その「国際化枠」に日本人が6人も指名されたという事は、日本のトップクラスの選手がいかに優れているかを示した、とも言えます。
が……
ファン界隈の今のノリに、個人的には違和感しか感じていませんです。
そもそも、他のプロスポーツ(国際的なプロリーグ)に於いて、おそらく唯一言ってもいい「下部組織を持たない」競技であるアメフト系は、契約の在り方が「何らかの形でシーズン中の所属を確約した」ものではない、という事が一番大きいわけです。
つまり「開幕ロースターに入っていて初めてスタートライン」かつ「シーズン中カットされずにきちんと北米大陸の選手と同等の活躍が出来た」ら評価されるべきなのであって、現状「まだ始まっちゃいねえよ」という状態なわけです。
よく「日本人がNFLでプレーできていない」という事を色々と取り上げている人たちがいますが、そもそもにおいて「トップリーグとの当落線上にぽつぽつと送り込んだ」NBAとNHL、当落線上に多数送り込みつつトップで活躍する選手もいるMLBと欧州サッカーは、そもそもその「選手を受け入れる容量」が大きいという特性があるわけです。いや、基本そういうものです。
それに対してアメフト系は「基本、NFlトップリーグの寡占」であり同時に「下部リーグに対してNFLが非常に冷淡であった」という歴史がある訳です。そりゃNBAやNHLのように週に2~3試合を、キャパ二万人規模で半年廻すところに比較して、下部組織を持っている財政的な理由がないし、選手寿命も短い(恐らく世界で唯一「北米の大学で複数年プレーしていないと採用されない」競技団体である為、自チームが是若年層の底上げをする必要がない)し、何より練習生契約入れて60人未満×32チームの枠を毎年数千人単位でトコロテンのように押し出される新人と、10年近く挑み続ける先輩諸氏という群雄割拠の中で、「シーズン通してプレーできる状態で常に飛んでいける場所にいる」事が日本人選手に出来るかの、という問題をまずことさら無視しているのがおかしな話な訳で。
だってよくあるじゃないですか。
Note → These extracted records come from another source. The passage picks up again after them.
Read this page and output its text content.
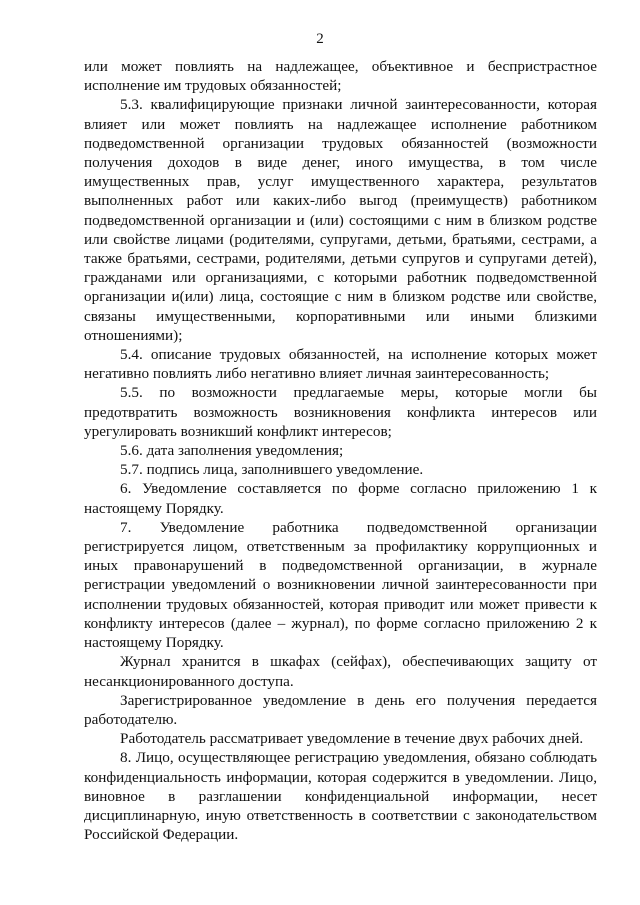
2

или может повлиять на надлежащее, объективное и беспристрастное исполнение им трудовых обязанностей;

5.3. квалифицирующие признаки личной заинтересованности, которая влияет или может повлиять на надлежащее исполнение работником подведомственной организации трудовых обязанностей (возможности получения доходов в виде денег, иного имущества, в том числе имущественных прав, услуг имущественного характера, результатов выполненных работ или каких-либо выгод (преимуществ) работником подведомственной организации и (или) состоящими с ним в близком родстве или свойстве лицами (родителями, супругами, детьми, братьями, сестрами, а также братьями, сестрами, родителями, детьми супругов и супругами детей), гражданами или организациями, с которыми работник подведомственной организации и(или) лица, состоящие с ним в близком родстве или свойстве, связаны имущественными, корпоративными или иными близкими отношениями);

5.4. описание трудовых обязанностей, на исполнение которых может негативно повлиять либо негативно влияет личная заинтересованность;

5.5. по возможности предлагаемые меры, которые могли бы предотвратить возможность возникновения конфликта интересов или урегулировать возникший конфликт интересов;

5.6. дата заполнения уведомления;

5.7. подпись лица, заполнившего уведомление.

6. Уведомление составляется по форме согласно приложению 1 к настоящему Порядку.

7. Уведомление работника подведомственной организации регистрируется лицом, ответственным за профилактику коррупционных и иных правонарушений в подведомственной организации, в журнале регистрации уведомлений о возникновении личной заинтересованности при исполнении трудовых обязанностей, которая приводит или может привести к конфликту интересов (далее – журнал), по форме согласно приложению 2 к настоящему Порядку.

Журнал хранится в шкафах (сейфах), обеспечивающих защиту от несанкционированного доступа.

Зарегистрированное уведомление в день его получения передается работодателю.

Работодатель рассматривает уведомление в течение двух рабочих дней.

8. Лицо, осуществляющее регистрацию уведомления, обязано соблюдать конфиденциальность информации, которая содержится в уведомлении. Лицо, виновное в разглашении конфиденциальной информации, несет дисциплинарную, иную ответственность в соответствии с законодательством Российской Федерации.
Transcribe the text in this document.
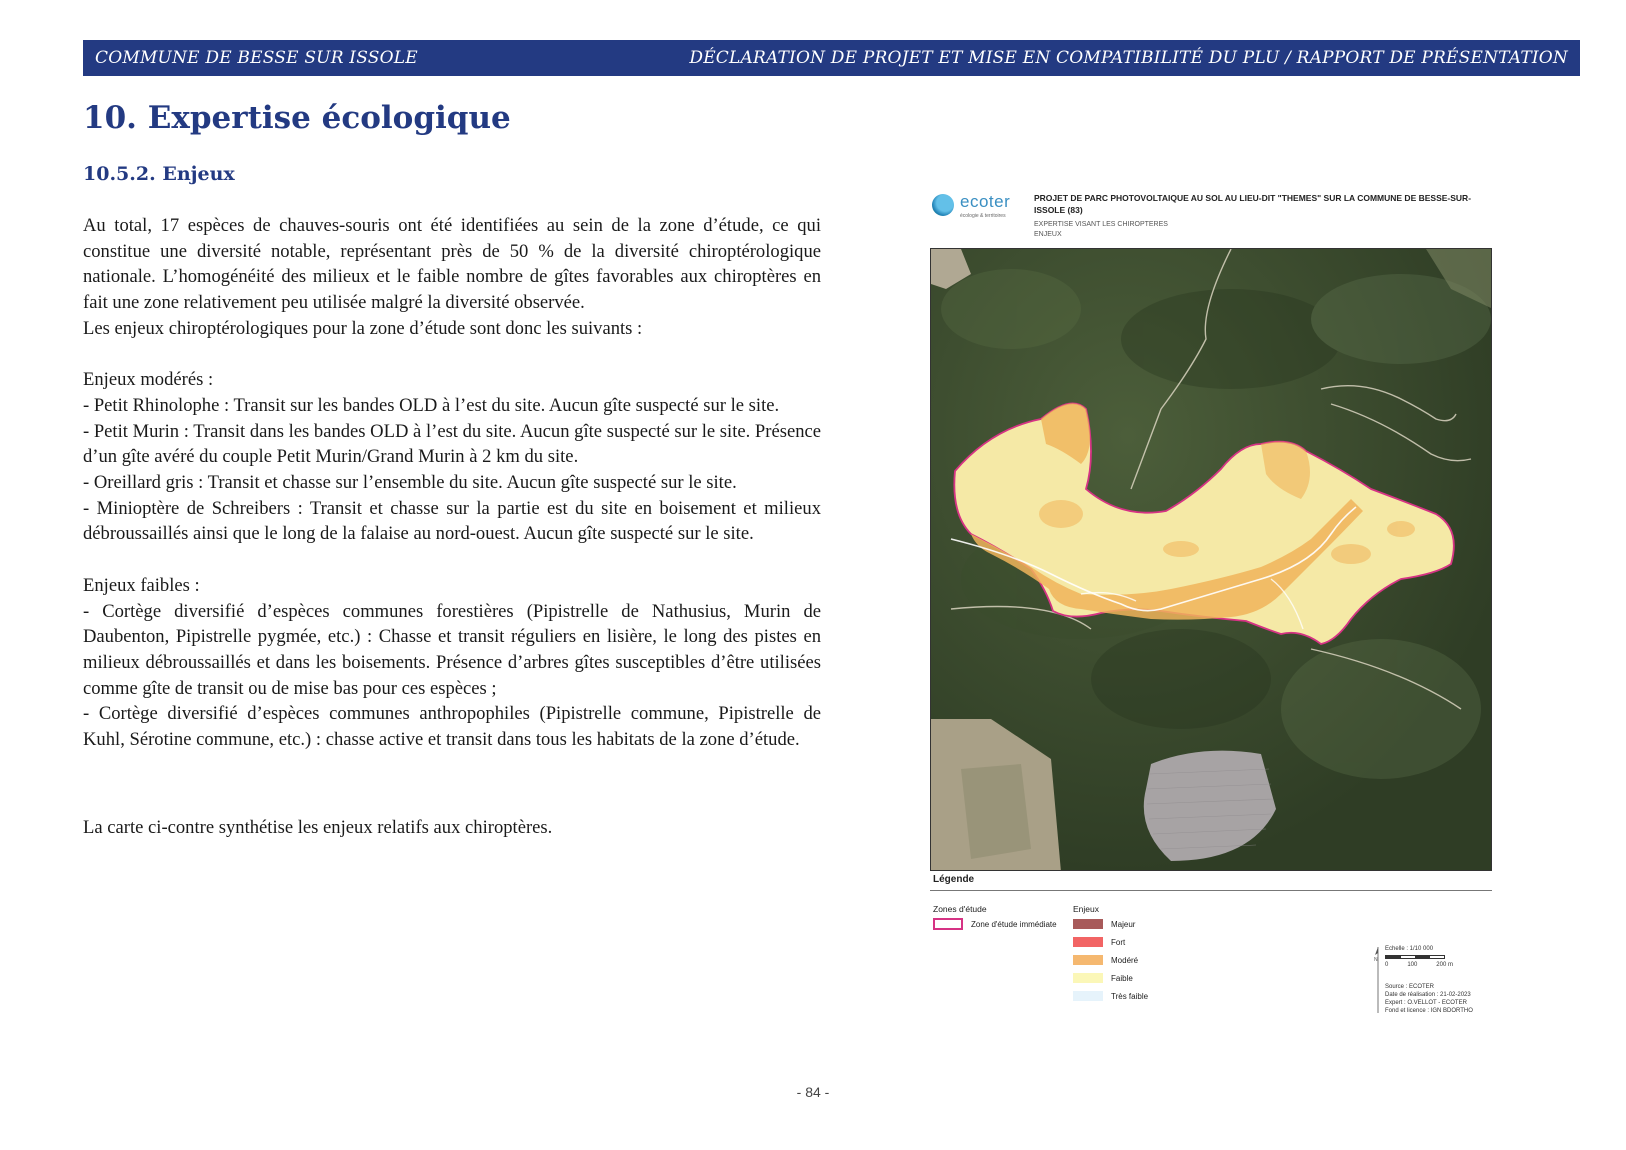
COMMUNE DE BESSE SUR ISSOLE	DÉCLARATION DE PROJET ET MISE EN COMPATIBILITÉ DU PLU / RAPPORT DE PRÉSENTATION
10. Expertise écologique
10.5.2. Enjeux

Au total, 17 espèces de chauves-souris ont été identifiées au sein de la zone d’étude, ce qui constitue une diversité notable, représentant près de 50 % de la diversité chiroptérologique nationale. L’homogénéité des milieux et le faible nombre de gîtes favorables aux chiroptères en fait une zone relativement peu utilisée malgré la diversité observée.

Les enjeux chiroptérologiques pour la zone d’étude sont donc les suivants :

Enjeux modérés :

- Petit Rhinolophe : Transit sur les bandes OLD à l’est du site. Aucun gîte suspecté sur le site.

- Petit Murin : Transit dans les bandes OLD à l’est du site. Aucun gîte suspecté sur le site. Présence d’un gîte avéré du couple Petit Murin/Grand Murin à 2 km du site.

- Oreillard gris : Transit et chasse sur l’ensemble du site. Aucun gîte suspecté sur le site.

- Minioptère de Schreibers : Transit et chasse sur la partie est du site en boisement et milieux débroussaillés ainsi que le long de la falaise au nord-ouest. Aucun gîte suspecté sur le site.

Enjeux faibles :

- Cortège diversifié d’espèces communes forestières (Pipistrelle de Nathusius, Murin de Daubenton, Pipistrelle pygmée, etc.) : Chasse et transit réguliers en lisière, le long des pistes en milieux débroussaillés et dans les boisements. Présence d’arbres gîtes susceptibles d’être utilisées comme gîte de transit ou de mise bas pour ces espèces ;

- Cortège diversifié d’espèces communes anthropophiles (Pipistrelle commune, Pipistrelle de Kuhl, Sérotine commune, etc.) : chasse active et transit dans tous les habitats de la zone d’étude.

La carte ci-contre synthétise les enjeux relatifs aux chiroptères.

ecoter
écologie & territoires
PROJET DE PARC PHOTOVOLTAIQUE AU SOL AU LIEU-DIT "THEMES" SUR LA COMMUNE DE BESSE-SUR-ISSOLE (83)
EXPERTISE VISANT LES CHIROPTERES
ENJEUX
Légende
Zones d'étude
Zone d'étude immédiate
Enjeux
Majeur
Fort
Modéré
Faible
Très faible
N
Echelle : 1/10 000
0	100	200 m
Source : ECOTER
Date de réalisation : 21-02-2023
Expert : O.VELLOT - ECOTER
Fond et licence : IGN BDORTHO
- 84 -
「高校の先生として就職して一ヶ月程度の時に怪我人の代わりにと呼ばれて契約した」とか。
それすなわち「常にNFLでプレーできる状態を維持している」ことと「常にエージェントが働きかけている」事なんですよ・それが出来て初めて群雄割拠の中に割り込めるのであって、今の「半分アマチュアとして(実質プロ契約な選手もいますけど)ダメだったときの居場所が確保されている」環境で挑戦している状況は全然全く意識低い系だと思いますよ。
まあ、一歩譲ってそこはいいとしましょう。
でも呆れてしまったのが「今アメフトを普及する為にCFLを盛り上げましょう」とか言う意見。
馬鹿ちゃいます?
正直言ってしまえば、「オージーボールのプロ契約取れました。ラグビー人気獲得のためにオージーボール盛り上げましょう」って言ったのと同じ。それ、おかしいでしょ理屈が。
国外トップリーグにスター選手が契約した事例でいうと、サッカーの奥寺がブンデス行った時なんだけど、それで国内のサッカーかが一般に浸透したかと言うと全くそんな事は無くて、JSLはピークを過ぎた釜本頼みのまま八〇年代まで(奥寺が帰国しても暫くは釜本依存)だらだらやってきた訳で。その裏でプロ化が地道に計画されていたのだが、サッカー人気はどっちかというとこの裏側で地道に活動していた、日本協会の垂直統合による強固な意志に基づいた計画に依存している訳で。
じゃあアメフトは、っていうと、もう全く話にならない。いや、日本のアメフトは垂直統合でも水平統合でもないので、「全体を俯瞰して必要な事にコストを集中させる」意識が上手く廻ってないのね。
典型例が関学による「反ライスボウルキャンペーン」。あれ、あんなにマスコミ焚きつけてやった結果、一般に悪印象しか残さなかったし、いやさはっきり言って関西学生の特定チーム以外に何の利益もなく、もっと言えばごく限られた大学トップチーム以外には悪い方向にしか向いてないんだよね。
そんな中でCFLを盛り上げて、アメフトという競技が日本に認知されるか?
んな訳ねーじゃん
という話です、はい。
※というより、日本の大学卒業して即コンバインド引っかかるようでないとダメだと思うの。